Conor faults left-wingers for overreacting to Shirtgate, but he also faults Glenn Reynolds, Boris Johnson, and me for overreacting. He says:

That’s one driver of dysfunction: the desire of competing tribes in the culture war to cast themselves as the victims and their antagonists as the lynch mob. Had the scientist made his television appearance in a pro-abortion t-shirt or a Che Guevara tank-top, an identical cycle would’ve ensued but with tribal roles reversed.

Notice that my intention here isn’t to dismiss what I take to be the core concern that Dreher, Reynolds, and Johnson have, down beneath all of the hyperbolic posturing. While the scientist in this case wasn’t drummed out of a job or polite company for an alleged transgression against social justice, it isn’t unheard of for digital mobs to victimize people, whether female gaming journalists or Brendan Eich or the conservative bloggers who suffered the ordeal of having their homes SWATed. There are differences that distinguish those controversies, but one similarity is that no one anticipated any of those mobs when they first came to claim a scalp, and no one could quite tell which individual would be targeted next.

I think it’s undeniable that people on the Right are susceptible to claiming victimhood when they don’t deserve it, but I don’t agree with Conor that my post, or the columns by BoJo and Instapundit, are hyperbolic or trivial. What triggered my ire was not the initial complaint about Taylor, which is about what you would expect, but the fact that a distinguished scientist who had just done a mind-blowingly astonishing thing — helped lead a team that remotely landed a spaceship on a comet! — had been shamed by feminist loons into weeping on television and expressing his remorse for having worn a garish Hawaiian shirt.

I can’t speak for the others, but had he worn a Che Guevara or pro-abortion shirt to the press conference, I might have noticed it, but I wouldn’t have gone into ideological convulsions at the sight of it. Anybody who has spent any time around scientists or nerds knows how peculiar they can be, and how silly their politics, cultural and otherwise, can be. I would have thought the same thing I thought when I saw Taylor’s gaudy cheesecake shirt: I can’t believe a grown man who is also a distinguished scientist would go out in public dressed like that. 

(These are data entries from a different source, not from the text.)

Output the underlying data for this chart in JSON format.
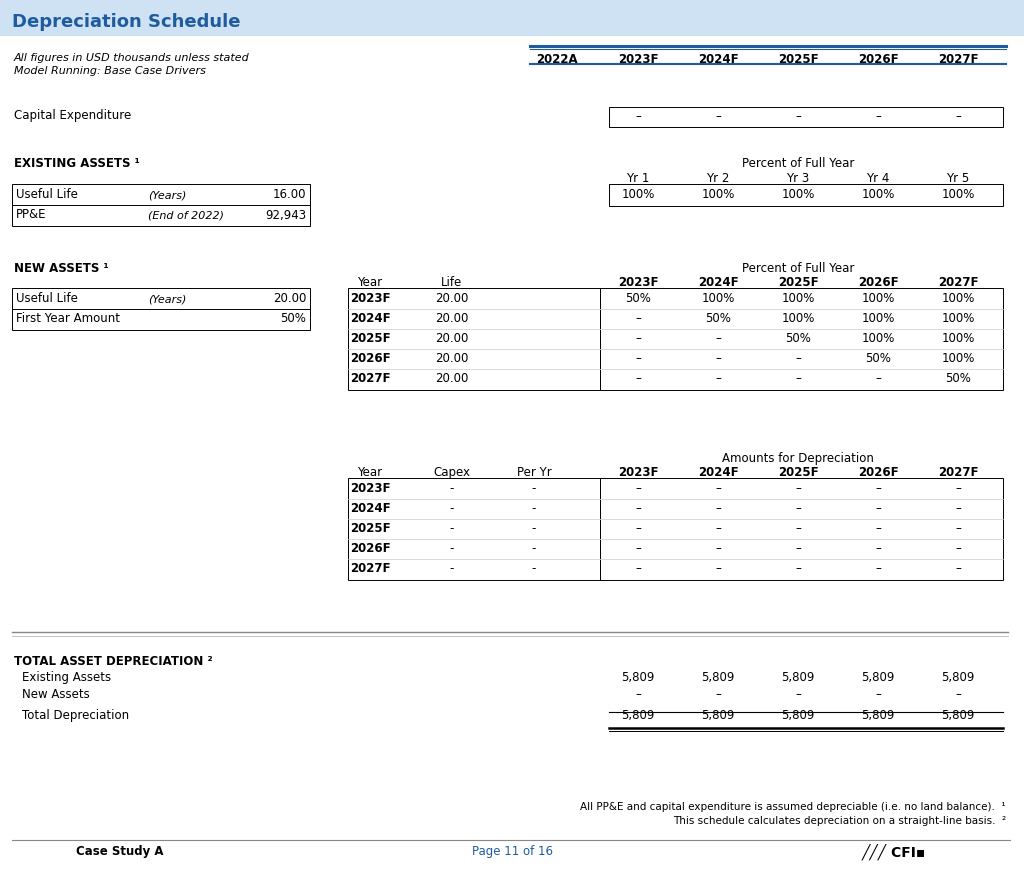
{
  "title": "Depreciation Schedule",
  "title_bg_color": "#cfe2f3",
  "title_text_color": "#1f5c9e",
  "header_line1": "All figures in USD thousands unless stated",
  "header_line2": "Model Running: Base Case Drivers",
  "col_headers": [
    "2022A",
    "2023F",
    "2024F",
    "2025F",
    "2026F",
    "2027F"
  ],
  "col_header_underline_color": "#1f5c9e",
  "capex_label": "Capital Expenditure",
  "capex_values": [
    "–",
    "–",
    "–",
    "–",
    "–"
  ],
  "existing_assets_header": "EXISTING ASSETS ¹",
  "existing_pof_header": "Percent of Full Year",
  "existing_yr_headers": [
    "Yr 1",
    "Yr 2",
    "Yr 3",
    "Yr 4",
    "Yr 5"
  ],
  "existing_rows": [
    [
      "Useful Life",
      "(Years)",
      "16.00"
    ],
    [
      "PP&E",
      "(End of 2022)",
      "92,943"
    ]
  ],
  "existing_pof_values": [
    "100%",
    "100%",
    "100%",
    "100%",
    "100%"
  ],
  "new_assets_header": "NEW ASSETS ¹",
  "new_rows_left": [
    [
      "Useful Life",
      "(Years)",
      "20.00"
    ],
    [
      "First Year Amount",
      "",
      "50%"
    ]
  ],
  "new_assets_pof_header": "Percent of Full Year",
  "new_assets_year_life_headers": [
    "Year",
    "Life",
    "2023F",
    "2024F",
    "2025F",
    "2026F",
    "2027F"
  ],
  "new_assets_table": [
    [
      "2023F",
      "20.00",
      "50%",
      "100%",
      "100%",
      "100%",
      "100%"
    ],
    [
      "2024F",
      "20.00",
      "–",
      "50%",
      "100%",
      "100%",
      "100%"
    ],
    [
      "2025F",
      "20.00",
      "–",
      "–",
      "50%",
      "100%",
      "100%"
    ],
    [
      "2026F",
      "20.00",
      "–",
      "–",
      "–",
      "50%",
      "100%"
    ],
    [
      "2027F",
      "20.00",
      "–",
      "–",
      "–",
      "–",
      "50%"
    ]
  ],
  "amounts_depr_header": "Amounts for Depreciation",
  "amounts_year_headers": [
    "Year",
    "Capex",
    "Per Yr",
    "2023F",
    "2024F",
    "2025F",
    "2026F",
    "2027F"
  ],
  "amounts_table": [
    [
      "2023F",
      "-",
      "-",
      "–",
      "–",
      "–",
      "–",
      "–"
    ],
    [
      "2024F",
      "-",
      "-",
      "–",
      "–",
      "–",
      "–",
      "–"
    ],
    [
      "2025F",
      "-",
      "-",
      "–",
      "–",
      "–",
      "–",
      "–"
    ],
    [
      "2026F",
      "-",
      "-",
      "–",
      "–",
      "–",
      "–",
      "–"
    ],
    [
      "2027F",
      "-",
      "-",
      "–",
      "–",
      "–",
      "–",
      "–"
    ]
  ],
  "total_depr_header": "TOTAL ASSET DEPRECIATION ²",
  "total_existing_label": "Existing Assets",
  "total_new_label": "New Assets",
  "total_depr_label": "Total Depreciation",
  "total_existing": [
    "5,809",
    "5,809",
    "5,809",
    "5,809",
    "5,809"
  ],
  "total_new": [
    "–",
    "–",
    "–",
    "–",
    "–"
  ],
  "total_depr": [
    "5,809",
    "5,809",
    "5,809",
    "5,809",
    "5,809"
  ],
  "footnote1": "All PP&E and capital expenditure is assumed depreciable (i.e. no land balance).  ¹",
  "footnote2": "This schedule calculates depreciation on a straight-line basis.  ²",
  "footer_left": "Case Study A",
  "footer_center": "Page 11 of 16",
  "bg_color": "#ffffff",
  "text_color": "#000000",
  "table_border_color": "#000000",
  "separator_color": "#aaaaaa",
  "blue_line_color": "#1f5c9e"
}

Roll your eyes and move on.

What incensed me was the fact that a man who had achieved such an incredible thing for humanity was reduced to a blubbering, knee-biting idiot by the howling feminist mob. It is a terrible thing for public life that this kind of thing can happen. It is an example of microaggressions humiliating people who have done nothing seriously wrong, and maybe nothing wrong at all.